I know of a place that few others do.
It’s the kind of place where the silica-rich sand squeaks beneath your feet, you stop wearing shoes of any kind, don’t even think about brushing your hair, and since there aren’t any mirrors around, you stop thinking about how you look, too. It starts to become all about how you feel, which is relaxed and like your soul is getting a nice cleanse.
The water is perfect for Goldilocks types – not too warm and not too cold. It’s just right. The weather is also perfect in November- not too humid, not too hot, and there’s a nice breeze. It’s perfectly acceptable to lounge in a hammock all day while staring at the perfectly blue water, and truth be told, I often do.
The beach isn’t all that long.
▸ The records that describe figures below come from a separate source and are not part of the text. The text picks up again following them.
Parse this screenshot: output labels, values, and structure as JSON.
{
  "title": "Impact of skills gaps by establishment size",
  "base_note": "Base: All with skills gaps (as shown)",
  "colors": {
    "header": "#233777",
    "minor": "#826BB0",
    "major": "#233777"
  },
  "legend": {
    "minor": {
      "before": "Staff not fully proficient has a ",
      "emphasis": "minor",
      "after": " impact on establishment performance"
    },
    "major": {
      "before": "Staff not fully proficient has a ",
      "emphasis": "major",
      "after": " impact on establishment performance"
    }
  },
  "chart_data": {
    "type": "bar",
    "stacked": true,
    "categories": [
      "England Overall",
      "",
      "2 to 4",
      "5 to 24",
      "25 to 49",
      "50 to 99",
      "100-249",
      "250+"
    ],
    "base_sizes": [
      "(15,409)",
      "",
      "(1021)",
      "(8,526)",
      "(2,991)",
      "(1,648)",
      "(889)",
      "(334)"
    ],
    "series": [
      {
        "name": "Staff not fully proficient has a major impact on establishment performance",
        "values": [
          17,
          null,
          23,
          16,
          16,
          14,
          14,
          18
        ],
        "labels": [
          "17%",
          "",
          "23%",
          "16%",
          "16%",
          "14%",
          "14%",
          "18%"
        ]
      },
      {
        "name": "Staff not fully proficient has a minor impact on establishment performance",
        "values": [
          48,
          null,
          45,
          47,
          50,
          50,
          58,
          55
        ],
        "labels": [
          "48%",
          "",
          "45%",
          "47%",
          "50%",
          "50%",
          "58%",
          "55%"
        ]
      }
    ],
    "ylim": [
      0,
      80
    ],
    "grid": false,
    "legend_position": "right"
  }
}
One can walk from one end to the other in less than an hour, skipping from the lighthouse on over to the sunset point.
On the way, you’ll pass by a couple of diving schools as Tofo in Mozambique is a popular diving spot. It’s famous for the big stuff like manta rays and such. I can vouch, I saw a whale shark there.
Of course it’s not all perfection. Sometimes the power goes off, and yes, there is a mosquito here and there. The journey to get to Tofo is a treacherous one full of 10-hour overcrowded bus journeys that outdoes every single other horrific bus journey I’ve taken times ten. The nearest ATM is a 30-minute walk away, and even flights tend to go days with cancellation after cancellation.
But when I can stay in my own bamboo bungalow for $15 per night and a plate of fresh barracuda only sets me back $5, these are small detractors, and I can get over the inconvenience.
There are a few backpackers accommodations which consist of beach huts and campsites, one fancy-ish hotel, a small market where they sell the world’s best mango for 5 mets (like, not even 10 cents), along with fresh lobster, barracuda, and prawns, and a couple of open-air restaurants where the food takes an hour or two to arrive. It’s just the way it goes in a place where life moves slowly.
Unlike most beaches this pristine and beautiful, Tofo’s tourism appears to be on the decline. The dropping tourist numbers are probably due to the continued difficulty of traveling there, the scarce information about the place, and the falling value of the South African rand.
While quad biking around the dunes and coconut tree forests behind the main beach, I can see that construction was started only to be abandoned on several resorts. One in particular only has one bungalow left after a fire, yet it’s still fully staffed. I took the chance to have a whole resort to myself and booked the villa for one night. It was creepy yet incredible at the same time to have the entire secluded mangrove for miles.
Like the beaches in developing countries the world over, touts roam the sand with bracelets and sarongs. The most persistent of them approaches me daily to sell me a coconut we both know I’ll buy. We also both know I won’t pay more than 20 mets (39 cents) for it, but we still haggle for a good ten minutes anyways because it’s a sport and we have time to kill.
He repeats the same questions: “How much you pay for a coconut? When are you leaving? Where are you from? So you buy a coconut tomorrow? How much you pay for a coconut tomorrow?”, rolling his Rs heavily on the double R in tomorrow, in the way that a native speaker of Portuguese does.
Eventually I come to really enjoy the daily interactions with this kid who swears he’s 18 but looks 16, and I respect the hustle. In another part of the world he’d be an insurance salesman, and he’d be damn good at it.
It’s like any paradise for pennies on the dollar.It’s a beautiful place for a nominal fee that you get to enjoy immensely while simultaneously asking yourself why it is that you were put on this earth with the passport that lets you travel, provides access to free schools, and associates with a place where child labor is illegal. You enjoy it for so little while knowing that it isn’t fair that you get to do this. But when you wander out to the beach for the sunrise and find you’re the only one there, save for the fishermen who pass by on their way to the point from time to time, the feeling that replaces all others is awe.
It’s awe for the present moment, and the recognition that no matter who you are and what your means may be, that if you get to stare at this beach, you are truly lucky.